I can believe this. He seems to revel in his looks with an actor’s vanity; he refers to his beauty unselfconsciously. At the Cameo Q&A after the Song for Marion screening he admitted initial reservations about the everyday nature of his current part, due to his handsome features. I expected a knowing wink, but it never came: he means it. The transformation therefore must have been difficult, but one he now sees in a different light, as a process of sublimation. “A side effect of my life in the East is that I was being refined," he explains. "I didn’t think of it in those terms, but that’s what was happening. The first thing you start studying in the east is the breath. As your breath gets fuller it becomes finer, and as the condition under which we are here, the vehicle becomes finer.” 
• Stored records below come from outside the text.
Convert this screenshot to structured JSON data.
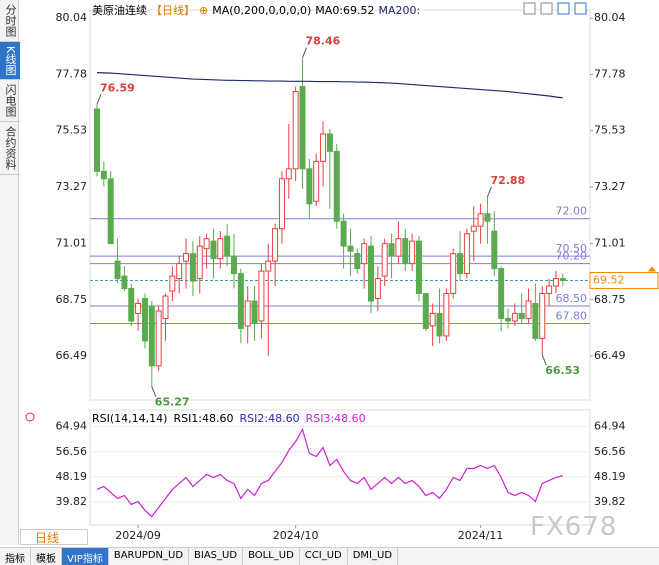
{
  "chart_data": {
    "type": "candlestick",
    "header": {
      "name": "美原油连续",
      "period": "【日线】",
      "icon": "⊕",
      "ma_params": "MA(0,200,0,0,0,0)",
      "ma0": "MA0:69.52",
      "ma200": "MA200:"
    },
    "categories": [
      null,
      null,
      null,
      null,
      null,
      null,
      "2024/09",
      null,
      null,
      null,
      null,
      null,
      null,
      null,
      null,
      null,
      null,
      null,
      null,
      null,
      null,
      null,
      null,
      null,
      null,
      null,
      null,
      null,
      null,
      "2024/10",
      null,
      null,
      null,
      null,
      null,
      null,
      null,
      null,
      null,
      null,
      null,
      null,
      null,
      null,
      null,
      null,
      null,
      null,
      null,
      null,
      null,
      null,
      null,
      null,
      null,
      null,
      "2024/11",
      null,
      null,
      null,
      null,
      null,
      null,
      null,
      null,
      null,
      null,
      null,
      null
    ],
    "open": [
      76.4,
      73.9,
      73.6,
      70.3,
      69.7,
      69.2,
      68.2,
      68.8,
      68.5,
      66.1,
      68.0,
      69.1,
      69.6,
      70.3,
      70.6,
      69.6,
      70.8,
      71.1,
      70.4,
      71.3,
      70.5,
      69.8,
      67.7,
      68.7,
      67.9,
      69.9,
      70.3,
      71.6,
      73.6,
      74.0,
      77.3,
      74.0,
      72.7,
      74.3,
      75.4,
      74.7,
      71.9,
      70.9,
      70.6,
      70.2,
      70.9,
      68.8,
      69.7,
      71.0,
      70.5,
      71.2,
      70.2,
      71.1,
      69.0,
      67.7,
      68.2,
      67.3,
      69.0,
      70.6,
      69.8,
      71.5,
      71.7,
      72.2,
      71.5,
      70.0,
      68.0,
      67.9,
      68.2,
      68.0,
      68.6,
      67.2,
      69.0,
      69.3,
      69.6
    ],
    "high": [
      76.59,
      74.3,
      73.9,
      71.2,
      70.1,
      69.4,
      68.8,
      69.0,
      68.7,
      68.5,
      69.0,
      70.1,
      70.5,
      71.2,
      71.1,
      71.3,
      71.4,
      71.6,
      71.5,
      71.8,
      71.4,
      70.0,
      69.3,
      69.3,
      70.2,
      71.0,
      71.8,
      73.9,
      75.8,
      77.3,
      78.46,
      74.4,
      74.6,
      75.9,
      75.6,
      75.0,
      72.2,
      71.6,
      70.8,
      71.2,
      71.3,
      70.1,
      71.2,
      71.4,
      71.9,
      71.6,
      71.4,
      71.3,
      69.0,
      68.6,
      69.2,
      69.2,
      70.8,
      71.5,
      71.6,
      72.5,
      72.6,
      72.88,
      72.3,
      70.1,
      68.4,
      68.6,
      69.0,
      69.2,
      69.4,
      69.3,
      69.6,
      69.9,
      69.8
    ],
    "low": [
      73.7,
      73.3,
      71.0,
      69.4,
      69.1,
      67.7,
      67.5,
      66.8,
      65.27,
      65.9,
      67.1,
      68.7,
      69.0,
      69.2,
      68.9,
      69.0,
      70.0,
      69.6,
      70.0,
      70.1,
      69.2,
      67.0,
      67.0,
      67.1,
      67.2,
      66.5,
      69.3,
      71.0,
      72.8,
      73.5,
      73.2,
      72.0,
      72.5,
      73.3,
      72.4,
      71.6,
      70.0,
      69.7,
      69.8,
      69.2,
      68.2,
      68.3,
      69.3,
      69.6,
      70.2,
      69.9,
      69.9,
      68.7,
      67.5,
      66.9,
      67.0,
      67.1,
      68.8,
      69.5,
      69.6,
      70.3,
      71.0,
      71.0,
      69.7,
      67.5,
      67.6,
      67.7,
      67.8,
      67.8,
      67.1,
      66.53,
      68.5,
      69.0,
      69.3
    ],
    "close": [
      73.9,
      73.6,
      71.0,
      69.6,
      69.2,
      67.9,
      68.6,
      67.1,
      66.1,
      68.3,
      68.9,
      69.7,
      70.2,
      70.6,
      69.5,
      70.9,
      71.2,
      70.4,
      71.2,
      70.5,
      69.8,
      67.6,
      68.7,
      67.8,
      69.9,
      70.3,
      71.6,
      73.6,
      74.0,
      77.1,
      74.0,
      72.6,
      74.3,
      75.4,
      74.7,
      71.9,
      70.9,
      70.7,
      70.0,
      71.0,
      68.7,
      69.6,
      71.0,
      70.5,
      71.2,
      70.2,
      71.1,
      69.0,
      67.6,
      68.2,
      67.3,
      69.0,
      70.6,
      69.8,
      71.4,
      71.7,
      72.2,
      71.9,
      70.0,
      68.0,
      67.9,
      68.2,
      68.0,
      68.7,
      67.2,
      69.0,
      69.3,
      69.6,
      69.52
    ],
    "up_color": "#e8423f",
    "down_color": "#5aab4e",
    "series": [
      {
        "name": "MA200",
        "color": "#1f2a6b",
        "values": [
          77.86,
          77.85,
          77.84,
          77.82,
          77.8,
          77.78,
          77.76,
          77.74,
          77.72,
          77.7,
          77.68,
          77.66,
          77.64,
          77.62,
          77.6,
          77.59,
          77.58,
          77.57,
          77.56,
          77.55,
          77.55,
          77.54,
          77.54,
          77.53,
          77.53,
          77.52,
          77.52,
          77.52,
          77.51,
          77.51,
          77.51,
          77.51,
          77.5,
          77.5,
          77.5,
          77.5,
          77.49,
          77.49,
          77.48,
          77.48,
          77.47,
          77.46,
          77.45,
          77.44,
          77.42,
          77.4,
          77.38,
          77.36,
          77.34,
          77.32,
          77.3,
          77.28,
          77.26,
          77.24,
          77.22,
          77.2,
          77.18,
          77.16,
          77.14,
          77.12,
          77.1,
          77.07,
          77.04,
          77.01,
          76.98,
          76.95,
          76.92,
          76.88,
          76.85
        ]
      }
    ],
    "ylim": [
      64.73,
      80.37
    ],
    "yticks": [
      80.04,
      77.78,
      75.53,
      73.27,
      71.01,
      68.75,
      66.49
    ],
    "levels": [
      {
        "value": 72,
        "label": "72.00"
      },
      {
        "value": 70.5,
        "label": "70.50"
      },
      {
        "value": 70.2,
        "label": "70.20"
      },
      {
        "value": 68.5,
        "label": "68.50"
      },
      {
        "value": 67.8,
        "label": "67.80"
      }
    ],
    "level_color": "#7f7fd8",
    "last_price": 69.52,
    "last_color": "#f08a00",
    "rsi": {
      "header": [
        "RSI(14,14,14)",
        "RSI1:48.60",
        "RSI2:48.60",
        "RSI3:48.60"
      ],
      "header_colors": [
        "#000000",
        "#000000",
        "#2a2aa8",
        "#d020d0"
      ],
      "color": "#d020d0",
      "values": [
        44,
        45,
        43,
        41,
        42,
        39,
        40,
        37,
        35,
        38,
        41,
        44,
        46,
        48,
        45,
        47,
        49,
        48,
        49,
        47,
        46,
        41,
        44,
        42,
        46,
        47,
        50,
        53,
        57,
        60,
        64,
        56,
        55,
        58,
        52,
        54,
        50,
        47,
        46,
        48,
        44,
        46,
        48,
        46,
        48,
        46,
        47,
        45,
        42,
        43,
        41,
        44,
        48,
        47,
        51,
        51,
        52,
        51,
        52,
        48,
        43,
        42,
        43,
        42,
        40,
        46,
        47,
        48,
        48.6
      ],
      "ylim": [
        32.15,
        70.5
      ],
      "yticks": [
        64.94,
        56.56,
        48.19,
        39.82
      ]
    }
  },
  "sidebar": [
    "分时图",
    "K线图",
    "闪电图",
    "合约资料"
  ],
  "period_box": "日线",
  "tabs": [
    "指标",
    "模板",
    "VIP指标",
    "BARUPDN_UD",
    "BIAS_UD",
    "BOLL_UD",
    "CCI_UD",
    "DMI_UD"
  ],
  "watermark": "FX678"
}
And from this breath came those famous tones full of class and gravitas, the voice of an actor with a capital O (act-o-r). I later learn this is no natural gift but the result of an obsessive training schedule. A certain actor once advised him that the voice can extend your career once time steals your looks. “Larry gave me that advice, but I hadn’t really known how to process it. When Billy Bud came out there was a review, it said ‘Mr Stamp’s naturally light voice suits this role perfectly.’ Now I didn’t see this as being a good review. I didn’t like the fact that my voice was considered light because I had big ideas about what I wanted to play in those days. I wanted to play Hamlet and thought, 'What’s this shit about light voice?' I wanted the opposite of that. The voice was a side effect of studying the esoteric of breathing and the importance of being and how the blood itself is infused with the oxygen and the oxygen is dependent on the depth and purchase of the breath.”

At times as we speak he seems to power down, absorbing my questions then pausing an almost uncomfortable age. With his white shock of hair he resembles Rutger Hauer in Bladerunner; head down. ‘time to die.’ But then he resurrects himself, looking up before delivering a perfectly measured answer. The moment this goes out of the window, when animation overcomes the training, is when he talks of Fellini“[He] was a great hero of mine, and also he was one of the lads. I had a similar relationship with Fellini that I’d had with [William] Wyler [Who directed him in The Collector], except when I went to work with Fellini I was 27 and was at an age where I could appreciate him more. I never really appreciated Wyler in the way that I was able to appreciate Fellini. The idea that Fellini had chosen me, admittedly after O’Toole, but he had decided that I was good enough to play a leading man and I was the first English actor to play a lead for Fellini.” 

Of course he’s also worked with modern greats like Bryan Singer and Steven Soderbergh; a ‘seize the day’ kind of guy, it seems: “That’s Soderbergh’s nature, he’s the camera, he feels it through the lens. So The Limey was only ever single takes. Except for that one big speech where the wonderful Bill Duke says [affects American accent] ‘What the fuck are you talking about?!’ ” 

He can honestly begin a sentence with “What Brando said to me was that...” and has bellowed "kneel before Zod!” in Superman’s face. A man of many seasons; of sixties heyday pomp and seventies retreat. Of the blockbuster bonanza of the 80s and 90s and now, with his cracked granite performance in Song for Marion, proving to be a vital artist to this day. Legacy is a strange thing. Once you’ve built one you‘re presumably at an age to lament it. Yet for Stamp it is simple, “If Song for Marion were my last performance, I would rest easy with that.”